Nanoporous electrodes of phase-dealloyed Fe83.3-xCoxSi4B8P4Cu0.7 (x = 4, 10 and 20 at.%) precursors with superior Redox performances and high stabilities

Abstract

Co substitutions for Fe83.3Si4B8P4Cu0.7 precursors are effective to stabilize the nanoporous structures during dealloying in H2SO4 solutions and improve Redox performances of nanoporous electrodes in alkaline conditions. Heterogeneous nanocrystalline structures of Co-substituted Fe83.3-xCoxSi4B8P4Cu0.7 (x = 0, 4, 10 and 20 at.%) alloys consist of two phases: α-Fe(Co) phases and continuously distributed residual amorphous phases. The nanopores on as-dealloyed Fe-Co-Si-B-P-Cu alloys are smaller in size with higher Co concentrations. This is ascribed to the finer α-Fe(Co) phases distributed in the precursor alloys after nanocrystallization. Nanoporous architectures after dealloying inherit the microstructural characteristics of Fe-Co-Si-B-P-Cu precursor alloys. The short-term and long-term CV curves of nanoporous Redox electrodes in 0.5 M KOH solution demonstrate that Redox reactions have been enhanced by partial substitution of Fe by Co and the best Redox performance can be obtained on as-dealloyed Fe79.3Co4Si4B8P4Cu0.7 alloys because of the highest Redox peak current density of 90 mA cm−2 after 150 CV cycles.

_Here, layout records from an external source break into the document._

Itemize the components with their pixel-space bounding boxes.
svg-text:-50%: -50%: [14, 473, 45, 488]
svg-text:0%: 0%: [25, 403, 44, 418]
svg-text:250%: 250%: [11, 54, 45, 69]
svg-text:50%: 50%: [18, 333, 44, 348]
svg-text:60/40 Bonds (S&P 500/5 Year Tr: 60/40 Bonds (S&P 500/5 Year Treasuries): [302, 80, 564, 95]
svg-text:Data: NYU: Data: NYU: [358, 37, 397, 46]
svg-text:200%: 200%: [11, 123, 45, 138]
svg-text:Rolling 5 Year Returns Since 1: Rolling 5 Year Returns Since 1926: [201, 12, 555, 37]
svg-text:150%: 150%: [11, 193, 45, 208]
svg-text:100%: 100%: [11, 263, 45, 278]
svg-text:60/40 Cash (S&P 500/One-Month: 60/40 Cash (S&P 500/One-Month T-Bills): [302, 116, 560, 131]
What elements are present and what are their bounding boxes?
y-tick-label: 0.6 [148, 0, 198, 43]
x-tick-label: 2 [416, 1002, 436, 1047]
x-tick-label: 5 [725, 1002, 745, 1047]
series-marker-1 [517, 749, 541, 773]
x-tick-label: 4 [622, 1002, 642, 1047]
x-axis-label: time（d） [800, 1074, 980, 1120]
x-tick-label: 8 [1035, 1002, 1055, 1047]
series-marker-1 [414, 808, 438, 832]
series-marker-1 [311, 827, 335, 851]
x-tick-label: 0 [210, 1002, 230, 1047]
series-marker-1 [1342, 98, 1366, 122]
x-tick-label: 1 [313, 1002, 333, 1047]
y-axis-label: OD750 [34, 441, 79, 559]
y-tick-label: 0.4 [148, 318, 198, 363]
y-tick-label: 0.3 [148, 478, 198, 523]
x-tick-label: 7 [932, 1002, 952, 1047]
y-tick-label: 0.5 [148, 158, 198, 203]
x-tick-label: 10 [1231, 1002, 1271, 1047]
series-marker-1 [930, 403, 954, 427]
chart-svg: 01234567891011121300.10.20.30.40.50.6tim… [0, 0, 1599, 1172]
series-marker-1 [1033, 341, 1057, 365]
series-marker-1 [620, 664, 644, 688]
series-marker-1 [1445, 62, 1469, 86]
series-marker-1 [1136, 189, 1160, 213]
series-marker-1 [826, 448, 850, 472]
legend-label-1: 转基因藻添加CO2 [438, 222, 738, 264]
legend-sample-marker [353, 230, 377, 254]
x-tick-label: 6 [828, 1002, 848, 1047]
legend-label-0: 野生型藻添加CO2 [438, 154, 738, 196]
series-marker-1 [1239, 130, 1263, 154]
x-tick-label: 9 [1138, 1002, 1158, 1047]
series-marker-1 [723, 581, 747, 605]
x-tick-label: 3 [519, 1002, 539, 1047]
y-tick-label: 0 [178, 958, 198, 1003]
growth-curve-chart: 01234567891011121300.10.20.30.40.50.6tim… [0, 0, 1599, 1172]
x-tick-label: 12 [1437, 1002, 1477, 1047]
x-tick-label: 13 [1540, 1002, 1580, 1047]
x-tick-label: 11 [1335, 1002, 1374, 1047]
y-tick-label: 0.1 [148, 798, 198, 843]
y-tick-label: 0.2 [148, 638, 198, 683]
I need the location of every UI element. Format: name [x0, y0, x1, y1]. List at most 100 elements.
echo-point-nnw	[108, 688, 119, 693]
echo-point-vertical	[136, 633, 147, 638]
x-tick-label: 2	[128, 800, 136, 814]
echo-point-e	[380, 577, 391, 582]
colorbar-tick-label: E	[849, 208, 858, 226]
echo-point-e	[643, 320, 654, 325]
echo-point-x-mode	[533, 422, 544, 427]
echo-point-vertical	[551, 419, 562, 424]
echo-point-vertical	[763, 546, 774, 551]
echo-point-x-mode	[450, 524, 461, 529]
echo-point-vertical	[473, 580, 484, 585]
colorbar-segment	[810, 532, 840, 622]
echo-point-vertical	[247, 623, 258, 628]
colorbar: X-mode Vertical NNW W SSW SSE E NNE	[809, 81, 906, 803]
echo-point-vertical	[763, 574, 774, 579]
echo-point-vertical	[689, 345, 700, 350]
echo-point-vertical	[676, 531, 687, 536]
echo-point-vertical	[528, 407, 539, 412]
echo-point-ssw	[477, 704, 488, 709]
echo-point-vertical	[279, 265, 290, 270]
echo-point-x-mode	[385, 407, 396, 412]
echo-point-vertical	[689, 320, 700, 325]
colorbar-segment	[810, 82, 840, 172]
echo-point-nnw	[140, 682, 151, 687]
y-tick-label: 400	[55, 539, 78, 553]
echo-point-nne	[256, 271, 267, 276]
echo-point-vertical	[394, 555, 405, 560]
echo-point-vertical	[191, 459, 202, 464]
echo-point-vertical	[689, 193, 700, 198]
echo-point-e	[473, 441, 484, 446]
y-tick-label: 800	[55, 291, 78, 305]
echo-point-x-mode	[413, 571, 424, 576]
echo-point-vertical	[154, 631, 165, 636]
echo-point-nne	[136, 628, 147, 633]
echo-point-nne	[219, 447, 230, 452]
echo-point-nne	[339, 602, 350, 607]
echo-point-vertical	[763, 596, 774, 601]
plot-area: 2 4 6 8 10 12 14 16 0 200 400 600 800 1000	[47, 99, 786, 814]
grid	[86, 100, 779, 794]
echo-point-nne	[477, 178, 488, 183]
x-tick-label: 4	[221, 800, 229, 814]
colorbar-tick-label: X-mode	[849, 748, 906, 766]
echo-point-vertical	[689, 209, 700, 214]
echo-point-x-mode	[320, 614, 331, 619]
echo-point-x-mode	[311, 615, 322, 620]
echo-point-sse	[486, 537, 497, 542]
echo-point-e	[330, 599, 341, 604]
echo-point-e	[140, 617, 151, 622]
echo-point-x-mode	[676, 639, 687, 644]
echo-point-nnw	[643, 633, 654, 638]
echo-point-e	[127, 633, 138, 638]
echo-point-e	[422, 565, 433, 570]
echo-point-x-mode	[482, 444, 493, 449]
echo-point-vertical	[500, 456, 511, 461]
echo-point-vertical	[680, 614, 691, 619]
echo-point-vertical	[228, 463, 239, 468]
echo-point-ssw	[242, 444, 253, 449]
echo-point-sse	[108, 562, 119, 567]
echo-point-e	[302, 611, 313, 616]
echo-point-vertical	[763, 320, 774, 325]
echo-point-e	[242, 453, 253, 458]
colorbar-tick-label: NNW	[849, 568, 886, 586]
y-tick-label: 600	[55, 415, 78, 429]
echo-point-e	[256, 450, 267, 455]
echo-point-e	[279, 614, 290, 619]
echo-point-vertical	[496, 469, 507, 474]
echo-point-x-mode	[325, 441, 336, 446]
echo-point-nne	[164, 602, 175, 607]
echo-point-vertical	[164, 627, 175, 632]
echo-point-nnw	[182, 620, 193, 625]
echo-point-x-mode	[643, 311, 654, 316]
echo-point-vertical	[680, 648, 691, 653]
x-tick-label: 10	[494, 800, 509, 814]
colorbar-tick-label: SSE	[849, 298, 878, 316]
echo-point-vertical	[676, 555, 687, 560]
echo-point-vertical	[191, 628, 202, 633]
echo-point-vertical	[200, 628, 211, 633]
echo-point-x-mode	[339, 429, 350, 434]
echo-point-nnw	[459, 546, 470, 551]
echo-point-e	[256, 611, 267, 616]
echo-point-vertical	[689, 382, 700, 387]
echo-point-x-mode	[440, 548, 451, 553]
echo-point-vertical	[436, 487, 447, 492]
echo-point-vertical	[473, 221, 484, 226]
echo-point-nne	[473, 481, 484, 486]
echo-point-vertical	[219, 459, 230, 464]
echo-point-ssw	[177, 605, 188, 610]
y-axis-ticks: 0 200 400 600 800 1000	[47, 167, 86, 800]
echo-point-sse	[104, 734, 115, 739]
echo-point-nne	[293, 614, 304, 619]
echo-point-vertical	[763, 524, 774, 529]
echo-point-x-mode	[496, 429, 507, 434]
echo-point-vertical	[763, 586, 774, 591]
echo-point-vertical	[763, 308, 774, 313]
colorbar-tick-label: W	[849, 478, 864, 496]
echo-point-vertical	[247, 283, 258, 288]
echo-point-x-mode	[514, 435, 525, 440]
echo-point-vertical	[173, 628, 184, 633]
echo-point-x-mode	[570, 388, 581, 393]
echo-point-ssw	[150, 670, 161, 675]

However, the stabilities of nanoporous Fe79.3Co4Si4B8P4Cu0.7 electrodes have a predictable decline due to the overgrowth of Fe3O4 octahedra and destruction of the ligaments during long-term Redox cycling. On the other hand, the better Redox stabilities has achieved on as-dealloyed Fe63.3Co20Si4B8P4Cu0.7 alloys with stable oxidation peak current densities of 45–47 mA cm−2 from 950 to 3000 CV cycles, about 2.3 times the nanoporous Co-free Fe83.3Si4B8P4Cu0.7 electrodes. The stabilities are considered to result from the relatively small Fe3O4 octahedra, the stabilization of the amorphous Co3O4 outmost layers and the transformation of amorphous and crystalline Co3O4 phases during long-term Redox cycling. The Co substitution of Fe83.3Si4B8P4Cu0.7 precursor alloys can achieve the high Redox performances and good stabilities of nanoporous electrodes.